One notes that it was Obama who Sikahema'd his now out-of-favor positions on off-shore drilling and on the troop surge. That's not lurching, that's wobbling.
Curiously, in the intellectual property area, one does really see a difference, as in the upcoming Colorado "discussion" wherein two law school professors (neither a registered patent attorney) will represent Obama and two practicing lawyers will represent McCain. The elite academics with no hands-on experience vs. the real worlders? Maybe that's a tangible distinction going beyond each candidate calling the other a celebrity.
See also
Rai's wrong on reform , which includes
Interestingly, to support this legal requirement, Rai cited in a footnote only law review articles, including Mark A. Lemley, Rational Ignorance at the Patent Office, 95 Nw. U. L. Rev. 1495, 1499-1500 (2001)]

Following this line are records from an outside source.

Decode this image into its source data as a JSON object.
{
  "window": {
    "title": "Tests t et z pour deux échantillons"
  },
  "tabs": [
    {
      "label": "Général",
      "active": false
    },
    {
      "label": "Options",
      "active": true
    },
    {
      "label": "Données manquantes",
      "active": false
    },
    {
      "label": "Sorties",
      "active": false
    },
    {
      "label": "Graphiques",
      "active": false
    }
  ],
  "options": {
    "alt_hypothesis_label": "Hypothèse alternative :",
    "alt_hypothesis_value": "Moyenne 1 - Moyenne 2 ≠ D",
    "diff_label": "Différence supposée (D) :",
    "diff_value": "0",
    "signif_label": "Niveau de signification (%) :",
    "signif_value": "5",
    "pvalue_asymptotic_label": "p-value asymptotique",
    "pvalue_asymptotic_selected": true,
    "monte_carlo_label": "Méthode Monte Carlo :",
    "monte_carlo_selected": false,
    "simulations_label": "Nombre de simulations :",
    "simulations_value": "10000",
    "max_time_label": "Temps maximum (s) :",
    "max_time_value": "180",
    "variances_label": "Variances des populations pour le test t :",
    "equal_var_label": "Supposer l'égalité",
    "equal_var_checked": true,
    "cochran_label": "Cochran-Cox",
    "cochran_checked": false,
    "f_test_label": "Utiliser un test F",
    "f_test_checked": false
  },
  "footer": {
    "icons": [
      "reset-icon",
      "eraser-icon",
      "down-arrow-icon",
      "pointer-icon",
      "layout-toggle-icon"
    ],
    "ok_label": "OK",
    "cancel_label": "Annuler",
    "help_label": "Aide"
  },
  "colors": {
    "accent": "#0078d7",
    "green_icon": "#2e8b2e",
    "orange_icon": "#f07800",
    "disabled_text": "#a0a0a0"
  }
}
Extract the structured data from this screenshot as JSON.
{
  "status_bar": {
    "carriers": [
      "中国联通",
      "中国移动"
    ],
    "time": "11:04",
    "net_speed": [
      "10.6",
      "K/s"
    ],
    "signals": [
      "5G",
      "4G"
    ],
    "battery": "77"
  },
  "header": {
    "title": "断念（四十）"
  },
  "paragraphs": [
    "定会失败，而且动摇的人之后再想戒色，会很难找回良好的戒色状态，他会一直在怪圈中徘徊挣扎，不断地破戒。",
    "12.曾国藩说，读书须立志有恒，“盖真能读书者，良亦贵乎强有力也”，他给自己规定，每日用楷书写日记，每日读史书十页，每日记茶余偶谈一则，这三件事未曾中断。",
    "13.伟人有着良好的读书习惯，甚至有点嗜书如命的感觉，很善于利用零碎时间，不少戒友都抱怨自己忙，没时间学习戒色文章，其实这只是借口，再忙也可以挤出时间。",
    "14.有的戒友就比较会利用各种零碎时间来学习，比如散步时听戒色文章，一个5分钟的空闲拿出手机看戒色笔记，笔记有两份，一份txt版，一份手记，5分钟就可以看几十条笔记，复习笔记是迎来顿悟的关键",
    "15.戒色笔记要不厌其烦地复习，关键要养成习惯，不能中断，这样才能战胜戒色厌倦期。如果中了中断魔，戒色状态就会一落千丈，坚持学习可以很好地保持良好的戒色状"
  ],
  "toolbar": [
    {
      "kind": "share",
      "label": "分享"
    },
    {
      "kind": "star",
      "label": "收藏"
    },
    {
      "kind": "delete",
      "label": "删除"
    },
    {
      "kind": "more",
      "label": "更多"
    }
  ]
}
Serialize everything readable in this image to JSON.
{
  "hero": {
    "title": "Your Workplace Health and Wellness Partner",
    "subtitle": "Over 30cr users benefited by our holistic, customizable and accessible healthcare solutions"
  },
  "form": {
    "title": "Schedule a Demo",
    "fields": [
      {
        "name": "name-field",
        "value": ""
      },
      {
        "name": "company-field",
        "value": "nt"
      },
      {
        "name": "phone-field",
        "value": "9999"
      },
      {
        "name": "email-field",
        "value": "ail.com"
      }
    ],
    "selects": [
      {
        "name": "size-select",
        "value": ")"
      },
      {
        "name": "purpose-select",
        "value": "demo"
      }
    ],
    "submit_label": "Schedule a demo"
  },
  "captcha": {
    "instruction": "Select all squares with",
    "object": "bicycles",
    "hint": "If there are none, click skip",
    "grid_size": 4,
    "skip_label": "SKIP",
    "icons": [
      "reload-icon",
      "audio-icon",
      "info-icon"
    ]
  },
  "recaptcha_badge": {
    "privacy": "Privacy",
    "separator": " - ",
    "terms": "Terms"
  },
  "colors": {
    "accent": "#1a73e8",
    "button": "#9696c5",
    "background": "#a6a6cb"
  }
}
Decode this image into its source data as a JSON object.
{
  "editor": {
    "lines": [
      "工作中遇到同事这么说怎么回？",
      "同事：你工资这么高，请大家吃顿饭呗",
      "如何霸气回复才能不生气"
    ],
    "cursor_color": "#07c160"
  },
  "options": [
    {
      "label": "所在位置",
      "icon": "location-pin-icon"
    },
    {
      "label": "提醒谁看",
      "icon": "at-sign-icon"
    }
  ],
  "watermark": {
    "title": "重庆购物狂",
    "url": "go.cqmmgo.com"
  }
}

Someone who cites only law reviews to support legal propositions is way out of touch with the real world. Do the characteristics of Obama's supporters mirror Obama?
***UPDATE
Obama changes his position on taxes, the NYT notes:
In its original form, Mr. Obama’s plan was far more ambitious. “If we kept the payroll tax exactly the same but applied it to all earnings and not just the first $97,500, we could virtually eliminate the entire Social Security shortfall,” he wrote in an op-ed piece that appeared in the Quad City Times, an Iowa daily, in September 2007.
(...)
And though the original trial balloon seemed to endorse subjecting all income to the combined 12.4 percent tax that employees and employers now jointly pay, that too has been jettisoned. Instead, Mr. Obama now favors a combined rate of 2 percent to 4 percent on wages of those making more than $250,000.
"The thing about a doughnut hole is that it is empty," Howard Gleckman, editor of TaxVox, the blog of the nonpartisan Tax Policy Center, wrote Thursday. “There is nothing. And that, it seems, is what is left of Barack Obama’s plan to fix Social Security.”
Mr. Gleckman added, "Make no mistake, what Obama is really saying is that, at least for the campaign, he is walking away from Social Security and all of its problems."
Obama's policies, there's no there, there, especially as to intellectual policy.